When I’m in the process of outlining or writing my initial draft of a book, I often skip a lot of physical character descriptions in favor of completing my book. During this phase I focus on the action of the story and advancing the plot to my intended HEA. My second phase of writing involves building up character, location and emotional descriptions.
This method works well for me. It helps me actually get my but in a chair and write, without worrying about big details. However, once the “bones” of a book is complete I always go back and add the meat. Good (and hopefully great) books are built on the development of characters and the connections readers are able to make with either, the characters, subject and situations depicted.
When I flesh out my characters, I admit to not spending a lot of time repeating physical characteristics. I’m of a mind that if I describe a person once, I don’t need to keep reminding readers every other page or chapter what color their eyes are. Plus I’d rather spend my thesaurus time on emotions and sex scenes ;). Although, I don’t often repeat physical descriptions, I do include them– specifically skin tone, race or ethnicity. In a publishing world drowning in whitewashed characters this is very important to me.

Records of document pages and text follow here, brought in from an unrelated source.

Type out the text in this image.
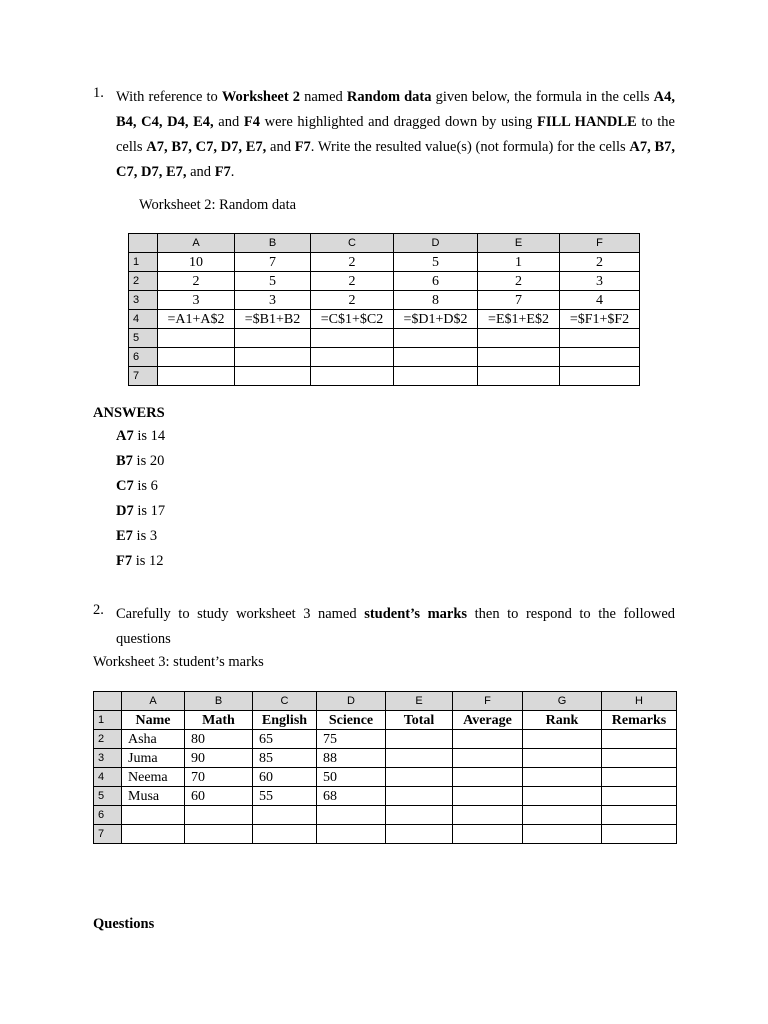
1. With reference to Worksheet 2 named Random data given below, the formula in the cells A4, B4, C4, D4, E4, and F4 were highlighted and dragged down by using FILL HANDLE to the cells A7, B7, C7, D7, E7, and F7. Write the resulted value(s) (not formula) for the cells A7, B7, C7, D7, E7, and F7.
Worksheet 2: Random data
	A	B	C	D	E	F
1	10	7	2	5	1	2
2	2	5	2	6	2	3
3	3	3	2	8	7	4
4	=A1+A$2	=$B1+B2	=C$1+$C2	=$D1+D$2	=E$1+E$2	=$F1+$F2
5						
6						
7						
ANSWERS
A7 is 14
B7 is 20
C7 is 6
D7 is 17
E7 is 3
F7 is 12
2. Carefully to study worksheet 3 named student’s marks then to respond to the followed questions
Worksheet 3: student’s marks
	A	B	C	D	E	F	G	H
1	Name	Math	English	Science	Total	Average	Rank	Remarks
2	Asha	80	65	75				
3	Juma	90	85	88				
4	Neema	70	60	50				
5	Musa	60	55	68				
6								
7								
Questions
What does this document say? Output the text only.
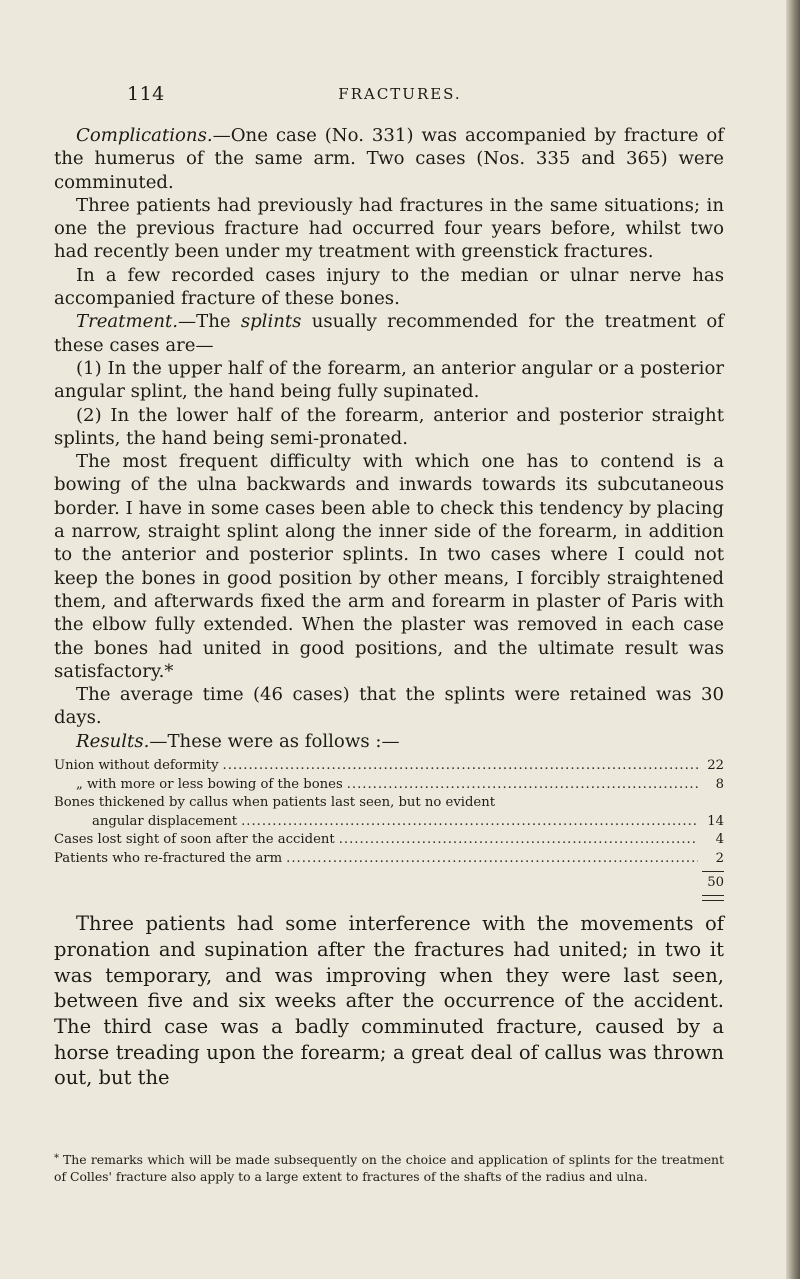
114	FRACTURES.

Complications.—One case (No. 331) was accompanied by fracture of the humerus of the same arm. Two cases (Nos. 335 and 365) were comminuted.

Three patients had previously had fractures in the same situations; in one the previous fracture had occurred four years before, whilst two had recently been under my treatment with greenstick fractures.

In a few recorded cases injury to the median or ulnar nerve has accompanied fracture of these bones.

Treatment.—The splints usually recommended for the treatment of these cases are—

(1) In the upper half of the forearm, an anterior angular or a posterior angular splint, the hand being fully supinated.

(2) In the lower half of the forearm, anterior and posterior straight splints, the hand being semi-pronated.

The most frequent difficulty with which one has to contend is a bowing of the ulna backwards and inwards towards its subcutaneous border. I have in some cases been able to check this tendency by placing a narrow, straight splint along the inner side of the forearm, in addition to the anterior and posterior splints. In two cases where I could not keep the bones in good position by other means, I forcibly straightened them, and afterwards fixed the arm and forearm in plaster of Paris with the elbow fully extended. When the plaster was removed in each case the bones had united in good positions, and the ultimate result was satisfactory.*

The average time (46 cases) that the splints were retained was 30 days.

Results.—These were as follows :—

Union without deformity .....	22
„ with more or less bowing of the bones .....	8
Bones thickened by callus when patients last seen, but no evident
angular displacement .....	14
Cases lost sight of soon after the accident .....	4
Patients who re-fractured the arm .....	2
50

Three patients had some interference with the movements of pronation and supination after the fractures had united; in two it was temporary, and was improving when they were last seen, between five and six weeks after the occurrence of the accident. The third case was a badly comminuted fracture, caused by a horse treading upon the forearm; a great deal of callus was thrown out, but the

* The remarks which will be made subsequently on the choice and application of splints for the treatment of Colles' fracture also apply to a large extent to fractures of the shafts of the radius and ulna.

Growing up and reading romance novels, I didn’t realize how removed color and diversity was from the books I read until one day someone lent me my first Brenda Jackson novel. On the cover was a woman that looked like me. Admittedly the woman was more toned and hair wind swept than me, but for the first time in my romance reading lifetime, a heroine was described as being brown. That blew me away. In that moment I felt a connection with the romance world I didn’t realize had been missing. My parents raised me to be confident, and I never doubted that my life could be filled with as much love and adventure as I dared. However, that day I felt as if the rest of the world finally knew that too.
It wasn’t till I was much older that I realized how sad that moment in my life was. At that point in time I had read hundreds of romance novels and only one of them featured a person of color as hero or heroine that wasn’t a stereotyped caricature. This is a horrible ratio.
The landscape is much different now. There are much more diverse writers and books featuring diverse characters available now. No doubt that there is plenty of room for more (much more). However, as more color and overall diversity is introduced to the books being published (by all kinds of authors and genres), I think it is important to remember what those first few lines of character description mean to a reader who has never had the opportunity to see themselves represented in a book before. That moment of recognition, that simple indelible link formed by a reader is priceless.
Abled, white heterosexual characters are so much the norm, that it can be almost jarring to read others described. That jarring moment for those readers not abled/heterosexual/white can be a strange mixture of euphoria, connection, and sadness. Because the truth is, it shouldn’t be such a surprise to see yourself positively reflected in fiction. It should be part of the normal experience, like white-noise, much like the alabaster skinned heroines or steel-eyed heroes that still make up the bulk of romance stories today.